CEDRO, the Spanish Intellectual Property Rights Management Entity, has found that nearly 50,000 books and works, pertaining to at least 41,000 authors and 1,100 different publishers, were being used to train AI – practically the entire Spanish publishing industry, according to representatives of CEDRO.
This claim is based upon a report by the Danish Rights Alliance published in September 2024. According to this report, Libgen (a Russian pirating site) has been using pirated Spanish works to train AI models like OpenAI (also called ChatGPT and Meta). Libgen’s domain has been suspended throughout Europe and the website was shut down. However, users can still access it through mirror sites or VPNs that allow them to appear to be in a foreign country. Data was collected from publicly available documents and statements made during legal battles in the United States against large tech companies. Any company that uses Libgen for a service may be violating copyright.

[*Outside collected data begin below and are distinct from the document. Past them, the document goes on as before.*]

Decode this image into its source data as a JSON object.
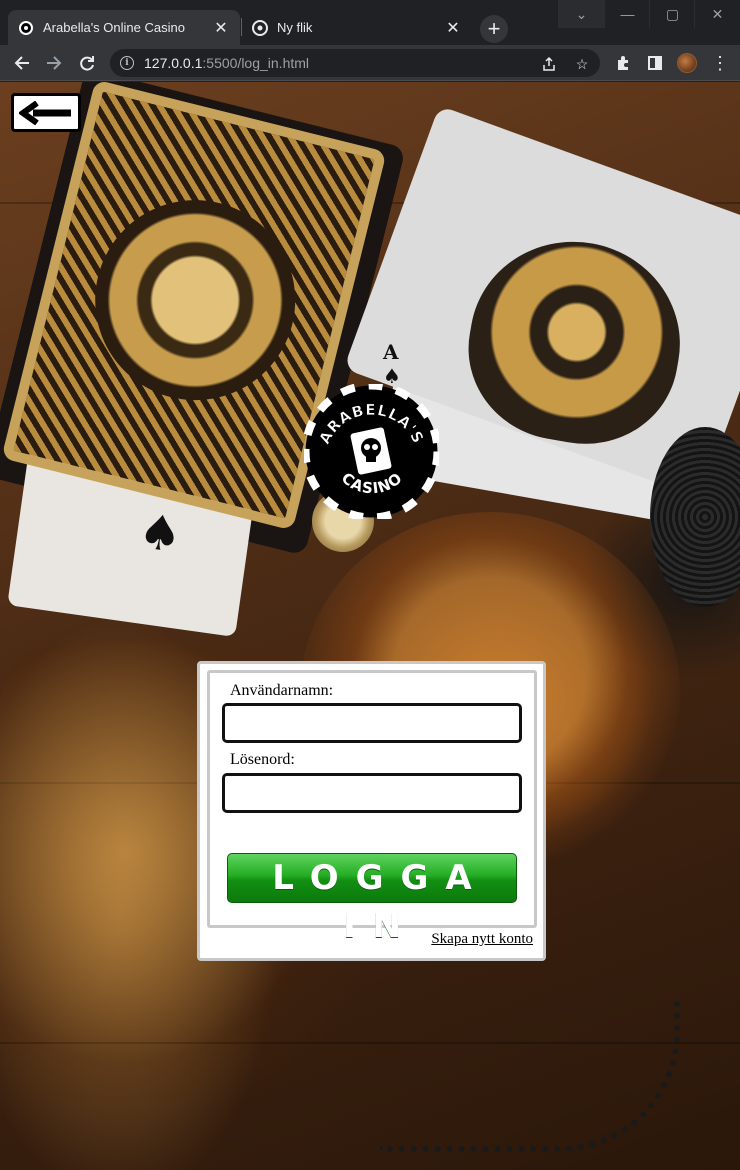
{
  "browser": {
    "tabs": [
      {
        "title": "Arabella's Online Casino",
        "favicon": "casino-chip-icon",
        "active": true
      },
      {
        "title": "Ny flik",
        "favicon": "chrome-icon",
        "active": false
      }
    ],
    "url_host": "127.0.0.1",
    "url_rest": ":5500/log_in.html",
    "window_controls": [
      "chevron-down-icon",
      "minimize-icon",
      "maximize-icon",
      "close-icon"
    ]
  },
  "logo": {
    "top_text": "ARABELLA'S",
    "bottom_text": "CASINO"
  },
  "login": {
    "username_label": "Användarnamn:",
    "username_value": "",
    "password_label": "Lösenord:",
    "password_value": "",
    "submit_label": "LOGGA IN",
    "create_account_link": "Skapa nytt konto"
  },
  "colors": {
    "login_button_green": "#1fa31f",
    "field_border": "#111111",
    "panel_border": "#c8c8c8"
  }
}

Among affected authors are Almudena Grandes, Arturo Pérez Reverte, Fernando Aramburu, Dolores Redondo, Lorenzo Silva, María Dueñas, and Eduardo Mendoza. Some of the Spanish publishers affected include Grupo Planeta, Acantilado Anagrama Libros del Asteroide RAE.
Said President of the Federation of Spanish Editorial Guilds, Daniel Fernández, “They have been stealing from us for a long time.” Fernández adds that the integration of AI could be dangerous in particular for the publishing industry, as AI-generated pieces could be passed off as human-made if regulations are not put into place, and soon. Jorge Corrales is the Director of CEDRO. He called the current government regulations concerning AI as “totally deficient” and stated, “I don’t believe that legislation isn’t as quick as technology. I think what we have here is a failure to try.”
In spite of this, the EU and the government have taken some legislative steps in response to the globalisation. In May of last, there was the first regulation law on AI. Hopefully, more will follow. It is important to find a solution to copyright licensing that benefits publishers and other creatives. This will not mean turning a blind-eye to international AI usage, but rather adapting to it.
CEDRO spokesperson Carmen Cuartero said that the government should give authors and publishers tools and resources so they can manage their intellectual property. This will help them avoid the “copying culture”, which is growing by the minute.